ICLEI
e-News | issue 13, September 2008
A word from the Secretary General
Dear Reader,

On September 23 we sadly celebrate “Overshoot Day” for the year 2008,
according to data from
Global
Footprint Network (GFN). In their words: “Just like any company,
nature has a budget – it can only produce so many resources and absorb
so much waste each year. The problem is, our demand on nature’s
services is exceeding what it can provide. Since the 1980s, humanity
has been in ecological overshoot, using resources faster than they can
be regenerated and putting carbon into the air faster than it can be
reabsorbed.”
Since 1990, ICLEI has been motivating local governments to work with
their communities on Local Agenda 21, an action plan towards local
sustainability. The Ecological Footprint is an excellent tool to measure and become aware a community’s demand on global
resources. We are indeed proud to be an official partner to the GFN.

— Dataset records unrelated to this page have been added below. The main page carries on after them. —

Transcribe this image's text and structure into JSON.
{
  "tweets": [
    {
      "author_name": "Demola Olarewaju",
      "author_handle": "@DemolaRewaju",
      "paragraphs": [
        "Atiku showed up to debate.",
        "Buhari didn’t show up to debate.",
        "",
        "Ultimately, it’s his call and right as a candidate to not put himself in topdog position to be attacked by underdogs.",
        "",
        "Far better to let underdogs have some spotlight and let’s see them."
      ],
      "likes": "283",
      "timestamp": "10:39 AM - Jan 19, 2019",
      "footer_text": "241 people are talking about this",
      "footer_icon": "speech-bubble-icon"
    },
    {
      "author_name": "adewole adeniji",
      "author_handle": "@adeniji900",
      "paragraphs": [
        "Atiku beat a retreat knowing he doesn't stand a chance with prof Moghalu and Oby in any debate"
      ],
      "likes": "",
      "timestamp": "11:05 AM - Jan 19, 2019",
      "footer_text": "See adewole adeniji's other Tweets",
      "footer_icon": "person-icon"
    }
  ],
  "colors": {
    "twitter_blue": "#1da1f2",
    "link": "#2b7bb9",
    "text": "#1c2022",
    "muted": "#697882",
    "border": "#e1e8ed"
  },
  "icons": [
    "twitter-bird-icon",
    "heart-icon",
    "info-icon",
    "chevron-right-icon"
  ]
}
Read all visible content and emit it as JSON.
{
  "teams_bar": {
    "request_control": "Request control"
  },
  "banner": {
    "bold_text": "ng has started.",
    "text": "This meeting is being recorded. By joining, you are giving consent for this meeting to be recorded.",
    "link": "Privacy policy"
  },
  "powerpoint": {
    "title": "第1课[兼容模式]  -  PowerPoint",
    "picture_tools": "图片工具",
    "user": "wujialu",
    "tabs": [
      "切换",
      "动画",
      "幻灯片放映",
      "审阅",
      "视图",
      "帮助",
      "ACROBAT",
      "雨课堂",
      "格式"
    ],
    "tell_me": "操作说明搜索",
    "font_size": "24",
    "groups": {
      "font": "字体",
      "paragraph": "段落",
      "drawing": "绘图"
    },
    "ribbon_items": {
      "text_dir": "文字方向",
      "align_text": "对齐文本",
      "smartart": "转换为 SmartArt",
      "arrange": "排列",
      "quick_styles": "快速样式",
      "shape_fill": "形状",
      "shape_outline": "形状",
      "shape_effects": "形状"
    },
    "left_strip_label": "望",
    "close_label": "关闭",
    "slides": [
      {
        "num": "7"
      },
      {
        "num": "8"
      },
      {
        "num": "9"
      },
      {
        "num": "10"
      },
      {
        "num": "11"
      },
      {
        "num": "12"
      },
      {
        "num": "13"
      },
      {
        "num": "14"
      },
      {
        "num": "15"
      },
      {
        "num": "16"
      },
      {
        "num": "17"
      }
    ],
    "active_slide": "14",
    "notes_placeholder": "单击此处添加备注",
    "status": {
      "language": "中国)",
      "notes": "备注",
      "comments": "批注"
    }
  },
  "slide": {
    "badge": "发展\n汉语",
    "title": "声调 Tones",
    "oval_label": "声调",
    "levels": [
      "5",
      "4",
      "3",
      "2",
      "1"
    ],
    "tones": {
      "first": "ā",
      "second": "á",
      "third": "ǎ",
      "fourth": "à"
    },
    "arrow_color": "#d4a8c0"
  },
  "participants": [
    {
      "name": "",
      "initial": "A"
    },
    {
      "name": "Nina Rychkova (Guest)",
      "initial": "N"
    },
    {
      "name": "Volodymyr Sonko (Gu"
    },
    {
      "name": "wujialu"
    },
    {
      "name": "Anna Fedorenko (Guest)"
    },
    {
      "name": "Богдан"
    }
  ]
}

Cooperation is essential for ICLEI, both among its Members and other
organisations. In this issue of e-News local governments can, for
example, learn how to join phase 2 of ‘
Local Action for Biodiversity’ or
attend the ‘Local Governments Climate Sessions’ at the UN Climate
Change Conference in Poland this December.
I invite you to read below about how the World Wildlife Fund India
(WWF) is partnering with ICLEI’s South Asia Secretariat. Together,
these two organizations will jointly explore and undertake projects on
urbanization and sustainability in the transition to a low carbon
economy. The entire organization looks with interest to the results of
this partnership.
I am on my way to the City of Tianjin (China) for the World Economic
Forum (WEF) Slim City Meeting (26 September) and New Champions meeting
(27 and 28 September). The SlimCity (meaning ‘resource-efficient city’)
initiative is the response by WEF to the request by business leaders to
engage with city leaders. In Tianjin, SlimCity will orchestrate a
series of urban sessions. Apart from cities, this meeting will bring
together the emerging multinational companies that have the potential
to reshape the global economic landscape. I will explore how ICLEI
members – a most thriving group of innovators - can most effectively
engage with companies as solution providers.